I think the only place where this information can be shared and where a large enough community of people can connect with the information, and each other, and stay connected for many years, is the Internet. However, as I said in my Facebook post, I think my ideas for using the Internet are still 10-15 years ahead of their time. Too many leaders and decision makers are still not using the Internet in the ways I envision and too many of the poor don't have access at all.

When I say "what are all the things we need to be thinking about?" this is one of them.

I've never had much money to do what I'm doing, nor have I had support from highly visible people, yet the ideas keep getting looked at and shared via social media, just as I'm sharing them with you.

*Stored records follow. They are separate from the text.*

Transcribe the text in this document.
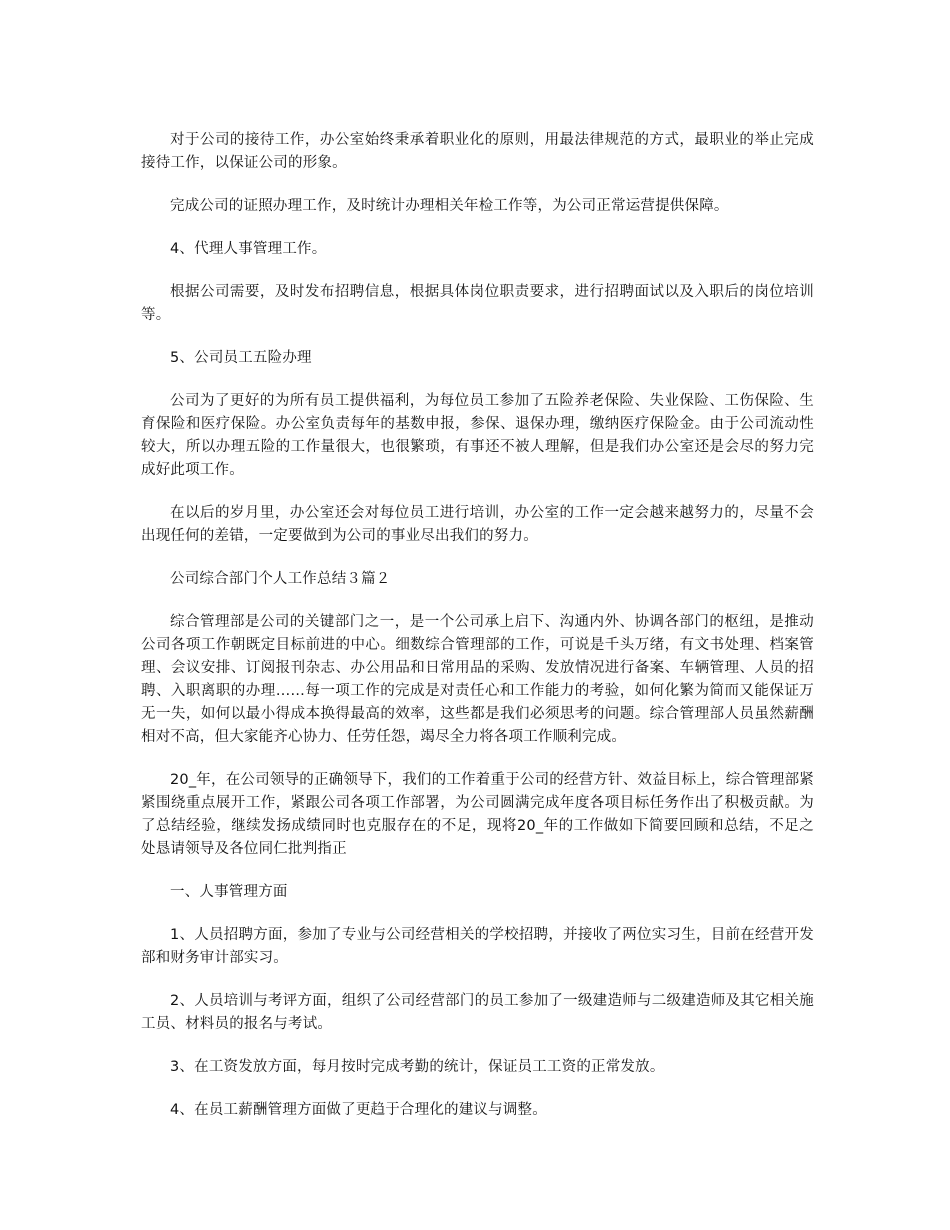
对于公司的接待工作，办公室始终秉承着职业化的原则，用最法律规范的方式，最职业的举止完成接待工作，以保证公司的形象。

完成公司的证照办理工作，及时统计办理相关年检工作等，为公司正常运营提供保障。

4、代理人事管理工作。

根据公司需要，及时发布招聘信息，根据具体岗位职责要求，进行招聘面试以及入职后的岗位培训等。

5、公司员工五险办理

公司为了更好的为所有员工提供福利，为每位员工参加了五险养老保险、失业保险、工伤保险、生育保险和医疗保险。办公室负责每年的基数申报，参保、退保办理，缴纳医疗保险金。由于公司流动性较大，所以办理五险的工作量很大，也很繁琐，有事还不被人理解，但是我们办公室还是会尽的努力完成好此项工作。

在以后的岁月里，办公室还会对每位员工进行培训，办公室的工作一定会越来越努力的，尽量不会出现任何的差错，一定要做到为公司的事业尽出我们的努力。

公司综合部门个人工作总结３篇２

综合管理部是公司的关键部门之一，是一个公司承上启下、沟通内外、协调各部门的枢纽，是推动公司各项工作朝既定目标前进的中心。细数综合管理部的工作，可说是千头万绪，有文书处理、档案管理、会议安排、订阅报刊杂志、办公用品和日常用品的采购、发放情况进行备案、车辆管理、人员的招聘、入职离职的办理……每一项工作的完成是对责任心和工作能力的考验，如何化繁为简而又能保证万无一失，如何以最小得成本换得最高的效率，这些都是我们必须思考的问题。综合管理部人员虽然薪酬相对不高，但大家能齐心协力、任劳任怨，竭尽全力将各项工作顺利完成。

20_年，在公司领导的正确领导下，我们的工作着重于公司的经营方针、效益目标上，综合管理部紧紧围绕重点展开工作，紧跟公司各项工作部署，为公司圆满完成年度各项目标任务作出了积极贡献。为了总结经验，继续发扬成绩同时也克服存在的不足，现将20_年的工作做如下简要回顾和总结，不足之处恳请领导及各位同仁批判指正

一、人事管理方面

1、人员招聘方面，参加了专业与公司经营相关的学校招聘，并接收了两位实习生，目前在经营开发部和财务审计部实习。

2、人员培训与考评方面，组织了公司经营部门的员工参加了一级建造师与二级建造师及其它相关施工员、材料员的报名与考试。

3、在工资发放方面，每月按时完成考勤的统计，保证员工工资的正常发放。

4、在员工薪酬管理方面做了更趋于合理化的建议与调整。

I created Tutor/Mentor Institute, LLC in 2011 after the Board at the organization I created in 1992 and led since then decided to no longer support the T/MC strategy. I did not have a team of volunteers to create a new non profit, so created the LLC to continue to support the Tutor/Mentor Connection in Chicago and to help similar intermediaries grow in other places.

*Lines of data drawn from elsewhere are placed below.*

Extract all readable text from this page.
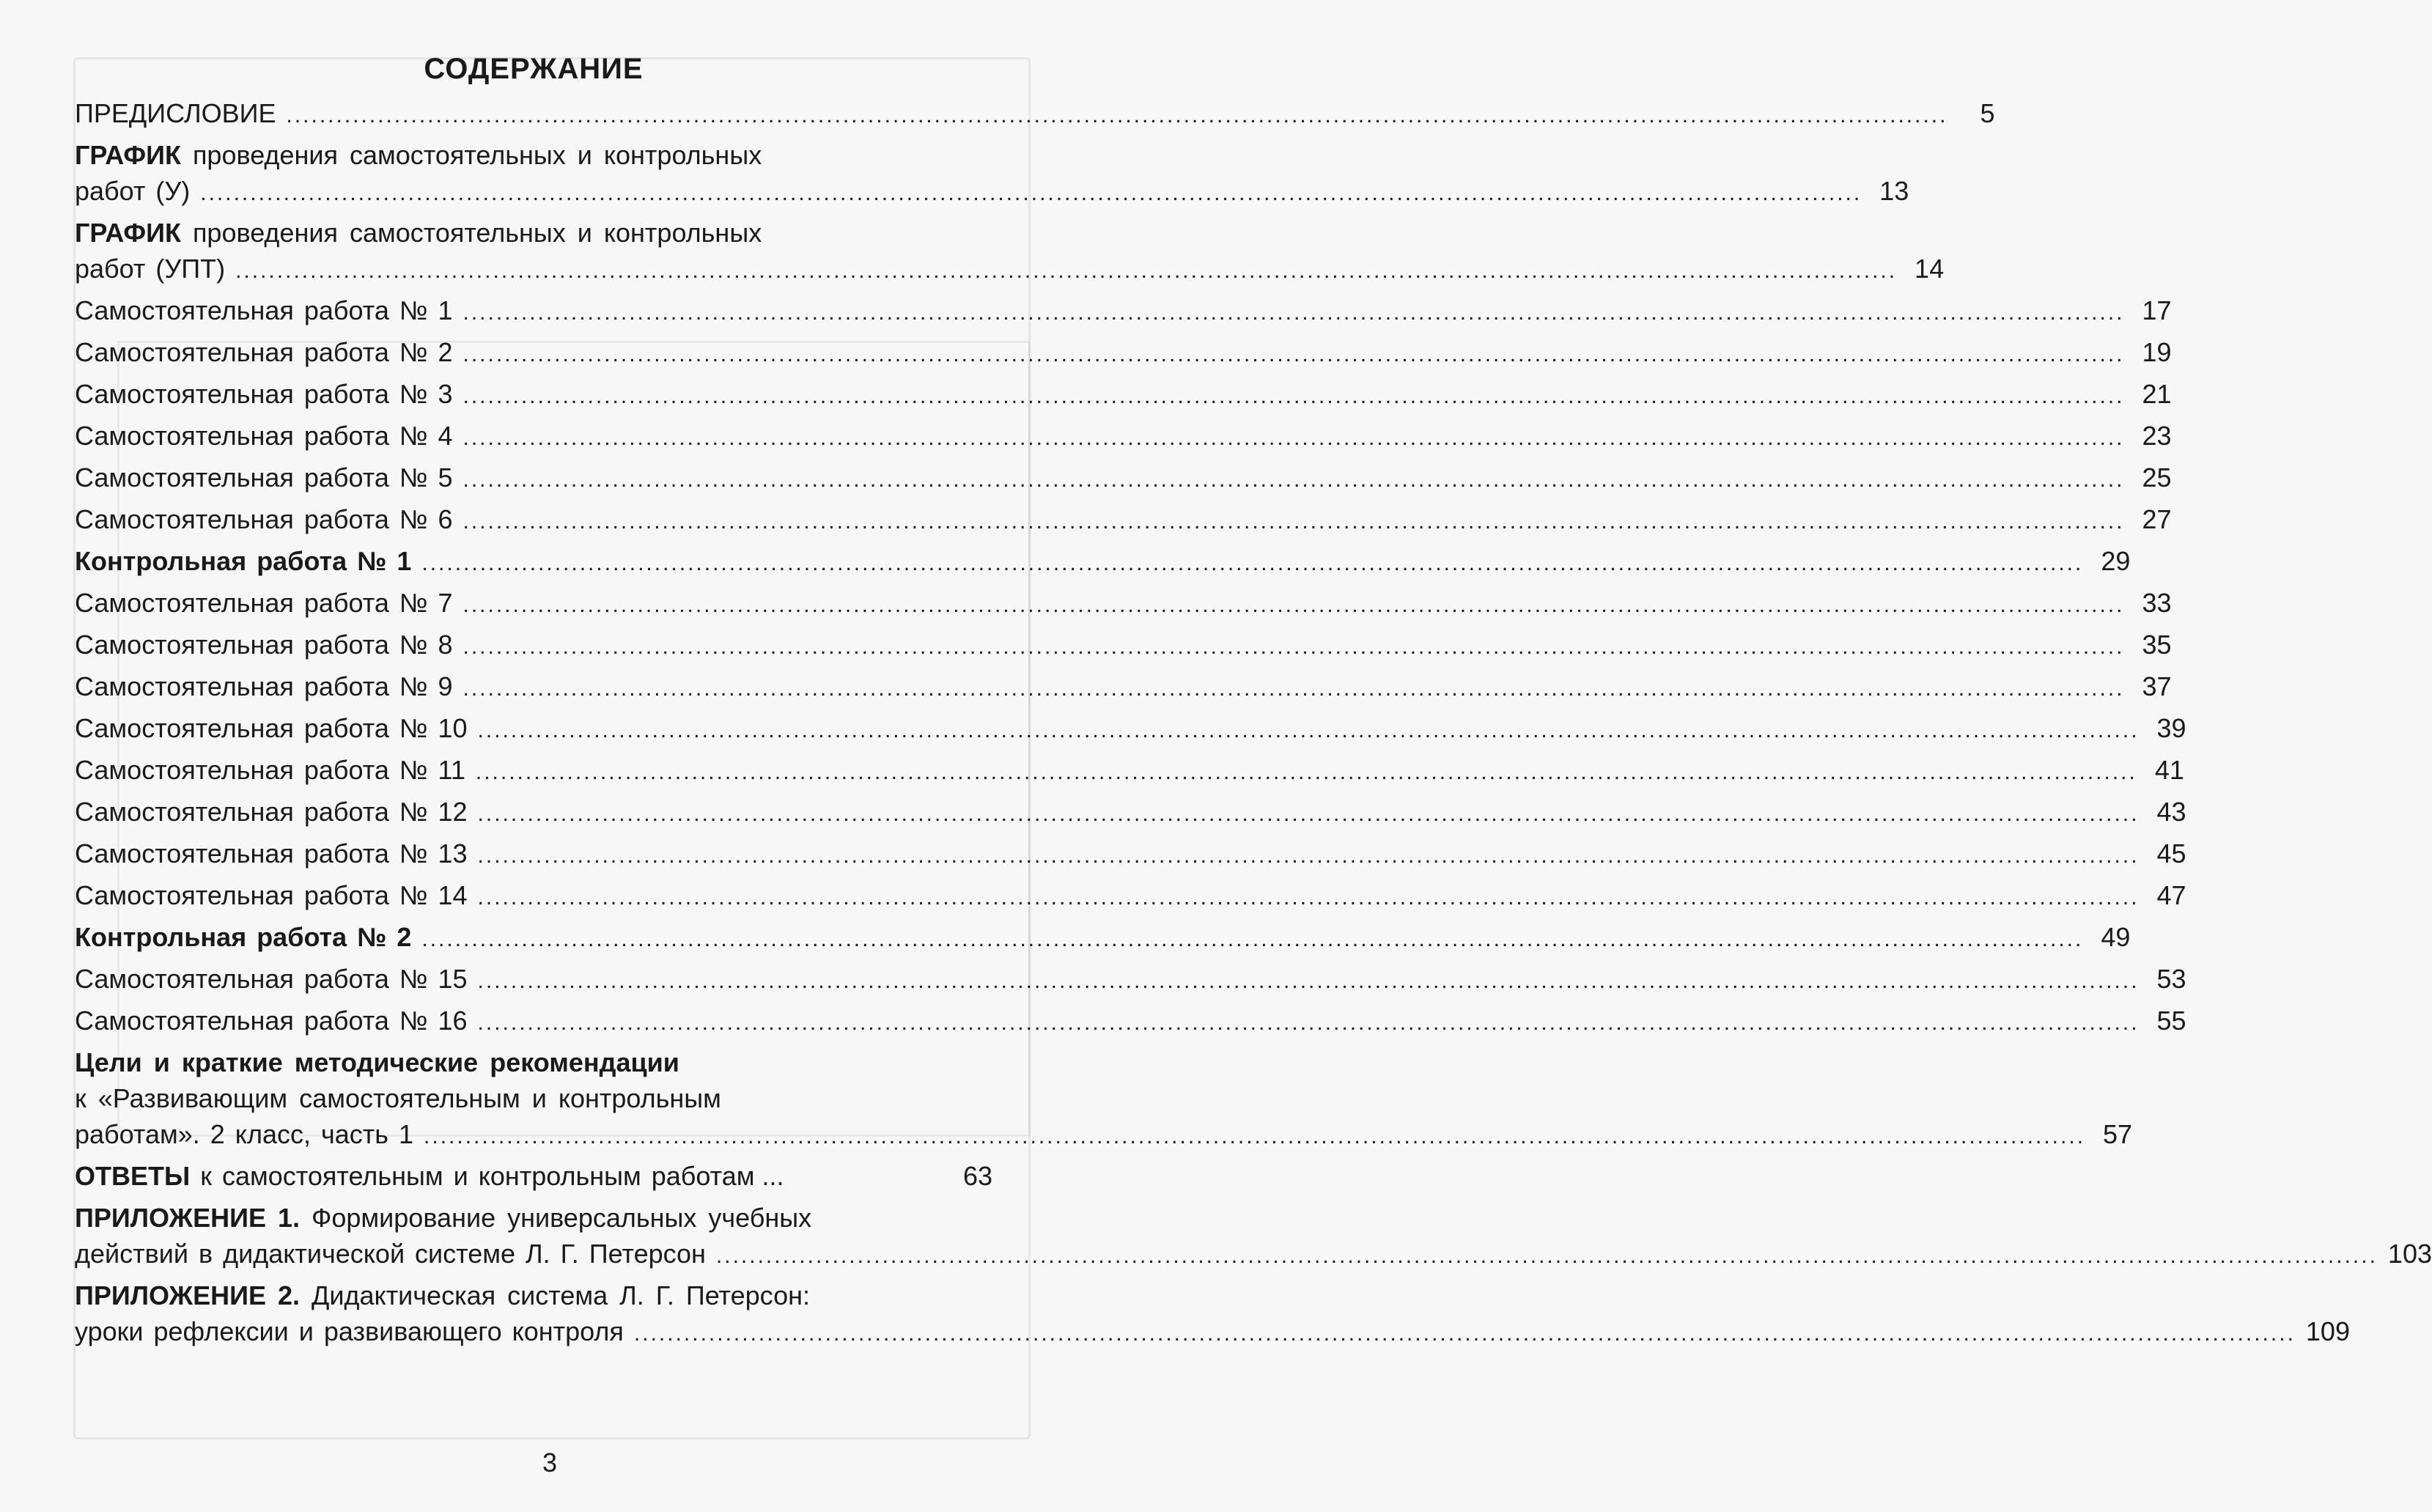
СОДЕРЖАНИЕ
ПРЕДИСЛОВИЕ ........................................................................................................................................................................................................	5
ГРАФИК проведения самостоятельных и контрольных
работ (У) ........................................................................................................................................................................................................ 13
ГРАФИК проведения самостоятельных и контрольных
работ (УПТ) ........................................................................................................................................................................................................ 14
Самостоятельная работа № 1 ........................................................................................................................................................................................................ 17
Самостоятельная работа № 2 ........................................................................................................................................................................................................ 19
Самостоятельная работа № 3 ........................................................................................................................................................................................................ 21
Самостоятельная работа № 4 ........................................................................................................................................................................................................ 23
Самостоятельная работа № 5 ........................................................................................................................................................................................................ 25
Самостоятельная работа № 6 ........................................................................................................................................................................................................ 27
Контрольная работа № 1 ........................................................................................................................................................................................................ 29
Самостоятельная работа № 7 ........................................................................................................................................................................................................ 33
Самостоятельная работа № 8 ........................................................................................................................................................................................................ 35
Самостоятельная работа № 9 ........................................................................................................................................................................................................ 37
Самостоятельная работа № 10 ........................................................................................................................................................................................................ 39
Самостоятельная работа № 11 ........................................................................................................................................................................................................ 41
Самостоятельная работа № 12 ........................................................................................................................................................................................................ 43
Самостоятельная работа № 13 ........................................................................................................................................................................................................ 45
Самостоятельная работа № 14 ........................................................................................................................................................................................................ 47
Контрольная работа № 2 ........................................................................................................................................................................................................ 49
Самостоятельная работа № 15 ........................................................................................................................................................................................................ 53
Самостоятельная работа № 16 ........................................................................................................................................................................................................ 55
Цели и краткие методические рекомендации
к «Развивающим самостоятельным и контрольным
работам». 2 класс, часть 1 ........................................................................................................................................................................................................ 57
ОТВЕТЫ к самостоятельным и контрольным работам ...	63
ПРИЛОЖЕНИЕ 1. Формирование универсальных учебных
действий в дидактической системе Л. Г. Петерсон ........................................................................................................................................................................................................ 103
ПРИЛОЖЕНИЕ 2. Дидактическая система Л. Г. Петерсон:
уроки рефлексии и развивающего контроля ........................................................................................................................................................................................................ 109
3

Thus, I'm focusing on two strategies now

a) find people/resources/partners to help me do this work

b) find universities and/or other institutions who will move what I've been doing into institutes on their own campus where they take leadership and ownership

In many ways I've been trying for 25 years to find a champion, or benefactor who'd support me the way the Medici family supported Lonardo DaVinci (like finding a needle in a world wide haystack) so I could explore ideas and express unpopular opinions. If I were running for public office, perhaps I could find one of the wealthy donors who give so much to PACs!

If you browse my http://www.tutormentorexchange.net web site you'll find numerous examples of what I've just described being put into actions. Also you'll see countless opportunities where other people could do this better than I have done it.

That's the goal. We want to enlist and empower others who take ownership and use their own time, talent and money to help pursue the same goals we've out lined in our own publications.